В Познани он на станции вышел из коляски и велел ей ехать за собой, когда заложат лошадей, а сам пошел пешком. В нескольких шагах от деревни стояла в небольшой нише мадонна, перед ней на коленях молился молодой поляк — опять он и, может, в самом деле. Несчастный был скорее похож на мертвеца, умершего после изнурительной болезни и которого забыли схоронить, нежели на живое существо лет двадцати. Он был в военной шинели, рука лежала на перевязке, челюсть и ухо были подвязаны, сухие посиневшие губы и белая бледность свидетельствовали о лихорадке и потере крови. Он только что перебрался через границу и был еще весь под влиянием счастливого спасения; Анатоль заговорил с ним. Сначала раненый вздрогнул, не скрывая, что встреча с русским ему неприятна.

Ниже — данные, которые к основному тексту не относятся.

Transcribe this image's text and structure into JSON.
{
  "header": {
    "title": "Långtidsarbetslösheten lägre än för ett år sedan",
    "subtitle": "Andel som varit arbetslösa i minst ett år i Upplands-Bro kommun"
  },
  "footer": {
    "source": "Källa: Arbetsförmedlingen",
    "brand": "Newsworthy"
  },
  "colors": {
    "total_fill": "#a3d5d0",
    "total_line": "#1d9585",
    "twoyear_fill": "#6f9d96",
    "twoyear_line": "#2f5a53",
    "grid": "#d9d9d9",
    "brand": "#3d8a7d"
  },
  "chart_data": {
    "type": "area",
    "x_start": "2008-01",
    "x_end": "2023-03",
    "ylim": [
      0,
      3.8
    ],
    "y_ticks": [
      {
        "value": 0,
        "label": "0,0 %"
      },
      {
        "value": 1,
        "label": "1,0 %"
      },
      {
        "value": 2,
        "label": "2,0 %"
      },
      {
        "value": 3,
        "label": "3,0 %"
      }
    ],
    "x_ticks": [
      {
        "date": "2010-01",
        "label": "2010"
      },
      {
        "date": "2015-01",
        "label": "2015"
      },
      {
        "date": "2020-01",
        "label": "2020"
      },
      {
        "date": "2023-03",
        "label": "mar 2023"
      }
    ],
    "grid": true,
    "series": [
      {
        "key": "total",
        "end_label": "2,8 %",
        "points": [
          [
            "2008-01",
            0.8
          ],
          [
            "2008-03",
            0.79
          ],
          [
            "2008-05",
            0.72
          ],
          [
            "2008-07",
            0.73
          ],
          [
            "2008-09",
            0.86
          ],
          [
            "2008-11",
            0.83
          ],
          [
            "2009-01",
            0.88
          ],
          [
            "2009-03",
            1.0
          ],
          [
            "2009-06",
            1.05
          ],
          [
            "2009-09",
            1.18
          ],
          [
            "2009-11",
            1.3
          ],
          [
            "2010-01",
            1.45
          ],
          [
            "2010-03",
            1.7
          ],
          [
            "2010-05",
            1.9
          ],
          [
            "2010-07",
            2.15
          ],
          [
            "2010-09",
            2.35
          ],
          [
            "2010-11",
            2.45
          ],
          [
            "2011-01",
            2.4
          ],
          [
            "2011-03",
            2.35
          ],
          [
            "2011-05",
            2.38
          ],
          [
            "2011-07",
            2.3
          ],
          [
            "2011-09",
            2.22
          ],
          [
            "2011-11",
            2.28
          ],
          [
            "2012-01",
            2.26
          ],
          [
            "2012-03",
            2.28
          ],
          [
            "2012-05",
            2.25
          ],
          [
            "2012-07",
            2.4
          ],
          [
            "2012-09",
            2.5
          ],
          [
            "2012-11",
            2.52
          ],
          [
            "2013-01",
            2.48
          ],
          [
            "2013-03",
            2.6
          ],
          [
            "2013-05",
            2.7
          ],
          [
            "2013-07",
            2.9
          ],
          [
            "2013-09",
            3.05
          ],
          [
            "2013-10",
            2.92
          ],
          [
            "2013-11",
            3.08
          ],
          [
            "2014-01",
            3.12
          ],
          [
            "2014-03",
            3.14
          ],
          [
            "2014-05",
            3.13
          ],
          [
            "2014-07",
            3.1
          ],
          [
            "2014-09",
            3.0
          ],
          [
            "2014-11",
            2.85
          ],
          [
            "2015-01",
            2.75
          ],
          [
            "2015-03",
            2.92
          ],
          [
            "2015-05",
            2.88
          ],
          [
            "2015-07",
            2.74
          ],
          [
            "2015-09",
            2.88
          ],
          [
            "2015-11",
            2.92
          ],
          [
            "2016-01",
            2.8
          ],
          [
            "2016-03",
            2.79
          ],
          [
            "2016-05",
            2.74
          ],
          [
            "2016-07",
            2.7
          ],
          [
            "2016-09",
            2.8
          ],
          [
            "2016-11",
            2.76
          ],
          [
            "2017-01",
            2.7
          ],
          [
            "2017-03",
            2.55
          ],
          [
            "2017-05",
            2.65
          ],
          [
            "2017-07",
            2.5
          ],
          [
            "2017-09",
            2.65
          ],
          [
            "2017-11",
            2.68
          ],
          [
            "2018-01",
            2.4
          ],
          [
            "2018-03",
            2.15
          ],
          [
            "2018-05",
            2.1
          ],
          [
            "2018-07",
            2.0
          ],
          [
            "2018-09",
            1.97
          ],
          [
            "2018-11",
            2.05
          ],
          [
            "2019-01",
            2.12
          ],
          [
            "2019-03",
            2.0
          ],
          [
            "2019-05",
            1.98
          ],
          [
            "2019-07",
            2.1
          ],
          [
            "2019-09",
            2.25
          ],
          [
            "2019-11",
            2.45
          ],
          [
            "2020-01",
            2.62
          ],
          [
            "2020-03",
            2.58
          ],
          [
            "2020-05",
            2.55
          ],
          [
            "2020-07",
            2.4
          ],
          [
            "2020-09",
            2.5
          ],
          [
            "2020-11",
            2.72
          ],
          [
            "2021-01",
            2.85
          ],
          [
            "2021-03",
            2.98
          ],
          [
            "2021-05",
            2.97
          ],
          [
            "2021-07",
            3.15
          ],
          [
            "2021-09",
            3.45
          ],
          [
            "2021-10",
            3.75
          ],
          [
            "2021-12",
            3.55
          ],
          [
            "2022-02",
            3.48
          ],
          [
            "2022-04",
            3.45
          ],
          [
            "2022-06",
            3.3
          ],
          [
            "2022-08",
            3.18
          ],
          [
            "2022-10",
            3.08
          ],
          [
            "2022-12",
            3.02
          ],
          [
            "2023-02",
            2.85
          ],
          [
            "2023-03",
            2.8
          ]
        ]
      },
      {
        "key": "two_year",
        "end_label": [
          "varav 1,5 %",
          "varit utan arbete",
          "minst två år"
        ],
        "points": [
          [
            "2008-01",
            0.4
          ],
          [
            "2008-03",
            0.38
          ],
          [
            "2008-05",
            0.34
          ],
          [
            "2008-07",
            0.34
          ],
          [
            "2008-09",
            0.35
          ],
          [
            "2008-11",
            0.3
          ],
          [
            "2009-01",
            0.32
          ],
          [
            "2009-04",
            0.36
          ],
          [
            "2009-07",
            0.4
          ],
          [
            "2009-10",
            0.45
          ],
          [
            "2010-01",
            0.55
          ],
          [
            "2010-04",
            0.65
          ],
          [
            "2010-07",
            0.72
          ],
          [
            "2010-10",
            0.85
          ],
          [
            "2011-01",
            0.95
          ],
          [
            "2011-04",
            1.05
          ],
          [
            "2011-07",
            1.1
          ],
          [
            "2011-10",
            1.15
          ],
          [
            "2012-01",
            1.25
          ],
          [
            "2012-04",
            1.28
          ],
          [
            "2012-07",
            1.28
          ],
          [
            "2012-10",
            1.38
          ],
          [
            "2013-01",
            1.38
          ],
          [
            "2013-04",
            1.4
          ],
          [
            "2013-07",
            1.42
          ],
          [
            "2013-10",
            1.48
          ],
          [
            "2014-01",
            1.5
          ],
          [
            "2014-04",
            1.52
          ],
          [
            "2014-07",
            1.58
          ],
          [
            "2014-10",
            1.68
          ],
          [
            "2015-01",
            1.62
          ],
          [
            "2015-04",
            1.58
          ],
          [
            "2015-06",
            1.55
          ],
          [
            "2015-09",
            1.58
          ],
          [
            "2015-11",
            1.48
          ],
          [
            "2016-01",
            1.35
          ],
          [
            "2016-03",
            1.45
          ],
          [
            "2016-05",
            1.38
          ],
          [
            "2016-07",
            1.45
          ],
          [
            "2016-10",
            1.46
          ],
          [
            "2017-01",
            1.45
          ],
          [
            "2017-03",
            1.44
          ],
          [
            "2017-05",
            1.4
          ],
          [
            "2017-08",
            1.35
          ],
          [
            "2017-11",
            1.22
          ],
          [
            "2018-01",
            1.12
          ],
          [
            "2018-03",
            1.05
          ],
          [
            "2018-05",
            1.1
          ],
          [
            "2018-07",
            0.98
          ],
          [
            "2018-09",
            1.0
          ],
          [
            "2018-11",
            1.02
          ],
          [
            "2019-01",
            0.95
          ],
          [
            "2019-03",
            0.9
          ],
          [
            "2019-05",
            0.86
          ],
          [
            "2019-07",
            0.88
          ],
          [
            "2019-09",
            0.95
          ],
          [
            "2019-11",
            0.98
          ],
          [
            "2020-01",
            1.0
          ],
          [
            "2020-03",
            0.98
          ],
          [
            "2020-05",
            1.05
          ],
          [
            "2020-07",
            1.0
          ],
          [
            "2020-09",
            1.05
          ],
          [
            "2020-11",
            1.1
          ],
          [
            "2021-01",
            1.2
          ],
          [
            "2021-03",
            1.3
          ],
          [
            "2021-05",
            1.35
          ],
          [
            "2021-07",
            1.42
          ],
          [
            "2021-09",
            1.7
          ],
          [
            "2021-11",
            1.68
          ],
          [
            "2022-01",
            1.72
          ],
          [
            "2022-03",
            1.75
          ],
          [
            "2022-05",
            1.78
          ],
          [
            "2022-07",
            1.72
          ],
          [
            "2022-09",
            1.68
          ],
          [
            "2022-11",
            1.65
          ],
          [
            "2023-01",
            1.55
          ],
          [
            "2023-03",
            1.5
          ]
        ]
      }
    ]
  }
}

Анатоль не хотел пропустить этой встречи; он взял его за руку и просил выслушать его. Он говорил долго и горячо. Удивленный поляк слушал его с вниманием, пристально смотрел на него и, глубоко потрясенный, в свою очередь сказал ему: 'Вы прилетели, как голубь в ковчег, с вестью о близости берега — и именно в ту минуту, когда я покинул родину и начинаю странническую жизнь. Наконец-то начинается казнь наших врагов, стан их распадается, и если русский офицер так говорит, как вы, еще не все погибло!'
Анатоль был счастлив, они поехали вместе.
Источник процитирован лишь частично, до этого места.